I lead him into the bar ditch. It’s a short walk to the body, but his breathing is labored by the time we climb the fence. “How the hell did a body get all the way out here?” he mutters.
“Someone dumped her or she dragged herself before she died.”
He gives me a look, but I don’t elaborate. I don’t want him walking into this with preconceived notions. First impressions are important in police work.

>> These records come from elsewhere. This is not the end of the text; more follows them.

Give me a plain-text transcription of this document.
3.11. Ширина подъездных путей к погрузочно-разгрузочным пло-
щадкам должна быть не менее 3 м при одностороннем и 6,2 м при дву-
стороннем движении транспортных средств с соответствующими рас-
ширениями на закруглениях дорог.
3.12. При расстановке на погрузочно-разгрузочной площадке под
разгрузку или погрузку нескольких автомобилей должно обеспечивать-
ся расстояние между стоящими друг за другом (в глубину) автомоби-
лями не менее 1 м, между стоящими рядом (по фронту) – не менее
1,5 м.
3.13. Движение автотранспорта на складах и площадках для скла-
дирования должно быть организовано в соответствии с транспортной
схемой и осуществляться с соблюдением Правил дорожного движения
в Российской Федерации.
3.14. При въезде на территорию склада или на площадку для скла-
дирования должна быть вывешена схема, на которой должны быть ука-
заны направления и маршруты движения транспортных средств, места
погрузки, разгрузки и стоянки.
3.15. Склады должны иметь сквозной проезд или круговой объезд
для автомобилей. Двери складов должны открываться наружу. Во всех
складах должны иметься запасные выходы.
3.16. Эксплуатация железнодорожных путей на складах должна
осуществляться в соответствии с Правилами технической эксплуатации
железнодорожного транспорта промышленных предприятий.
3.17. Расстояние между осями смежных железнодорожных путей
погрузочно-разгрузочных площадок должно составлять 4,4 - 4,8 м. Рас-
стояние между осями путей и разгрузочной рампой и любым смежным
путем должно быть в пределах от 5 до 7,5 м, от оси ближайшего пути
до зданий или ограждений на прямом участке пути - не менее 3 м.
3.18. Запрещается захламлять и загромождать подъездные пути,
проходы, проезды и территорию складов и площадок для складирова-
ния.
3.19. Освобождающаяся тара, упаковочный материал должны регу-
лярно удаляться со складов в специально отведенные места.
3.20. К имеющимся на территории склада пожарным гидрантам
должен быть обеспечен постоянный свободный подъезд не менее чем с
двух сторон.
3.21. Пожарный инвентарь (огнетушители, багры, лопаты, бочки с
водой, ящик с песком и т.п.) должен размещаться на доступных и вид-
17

We duck under the crime scene tape Glock has strung through the trees like toilet paper at Halloween. T.J. has clipped an AC work light to a branch above the body. It doesn’t cast much light, but it’s better than flashlights and will free up our hands. I wish for a generator.
“Scene is secure.” Glock approaches holding two cups of coffee and shoves one at me. “You look like you could use this.”
Taking the Styrofoam cup, I peel back the tab and sip. “God, that’s good.”
He glances at the body. “You figure someone dumped her?”
“Looks that way.”
T.J. joins us, his gaze flicking to the dead woman. “Jeez, Chief, I hate to see her laid out like that.”
I hate it, too. From where we stand I can see her breasts and pubic hair. The woman inside me cringes at that. But there’s nothing I can do about it; we can’t move her or cover her until we process the scene. “Do either of you recognize her?” I ask.
Both men shake their heads.
Sipping my coffee, I study the scene, trying to piece together what might have happened. “Glock, do you still have that old Polaroid?”
“In my trunk.”
“Take some photos of the body and the scene.” I think of the trampled snow and mentally kick myself for disturbing the area. A boot tread might have been
helpful. “I want shots of the drag marks, too.” I speak to both men now. “Set up a grid inside the crime scene tape and walk it, starting at the trees. Bag everything you find, even if you think it’s not important. Be sure to photograph everything before you touch it. See if you can find a boot tread. Keep your eyes open for clothing or a wallet.”